More stories about Emerging Leaders 2017
This is one of a series of stories profiling finalists for the Emerging Leaders award, which is presented annually by The Herald Business Journal. The winner will be announced April 6.
The work is hard, what’s witnessed difficult to see and the crisis nearly constant.
Worse, there’s never enough money or resources.
Everett’s Cocoon House helps homeless youth through outreach, prevention and housing.
The work can be exhausting for herself and her staff, wrote Elysa Hovard, director of outreach at the nonprofit.
“I have found myself being faced with a leadership dilemma,” Hovard said in her nomination form. “How do you motivate, inspire and support staff while holding them accountable to the work that needs to be done?”
She aims to do this by working in the trenches with her staff, showing gratitude and not just expressing it and keeping things positive.
She said she’s found this pushes the staff at the nonprofit to take on the most challenging situations.

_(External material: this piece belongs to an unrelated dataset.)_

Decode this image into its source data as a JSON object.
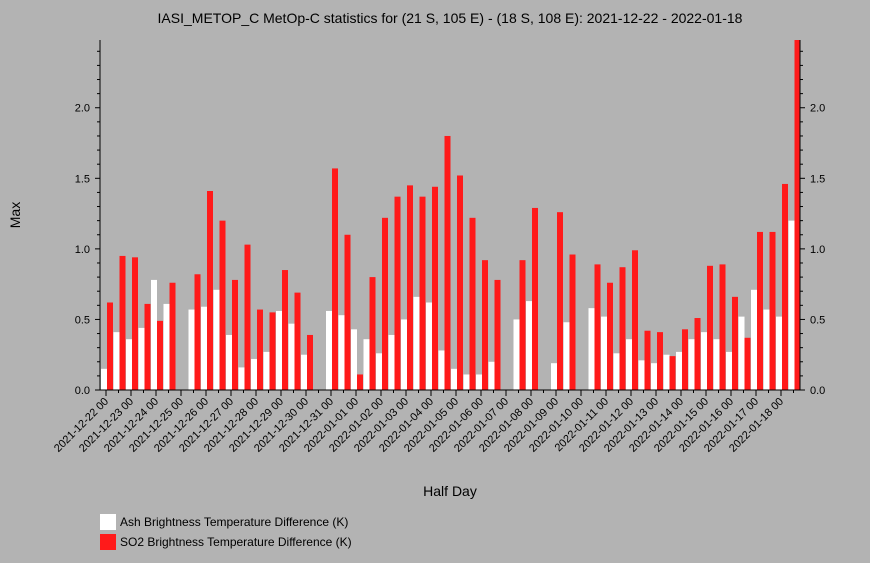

In other work for the community, Hovard co-leads Snohomish County’s Homeless Policy Taskforce.
She’s an advisory board member of the National Safe Place Advisory Board, which ensures that every youth in crisis will be transported to shelter safely.
She’s also the board secretary for Project Girl, an agency that fosters the advancement of young women of color to make positive life choices.
“Throughout my life I have realized how much passion I have for helping others, especially society’s most vulnerable,” she wrote.
These qualities make Hovard “someone who I see as being one of our most important community leaders in the field of human services for years to come,” wrote the person who nominated her.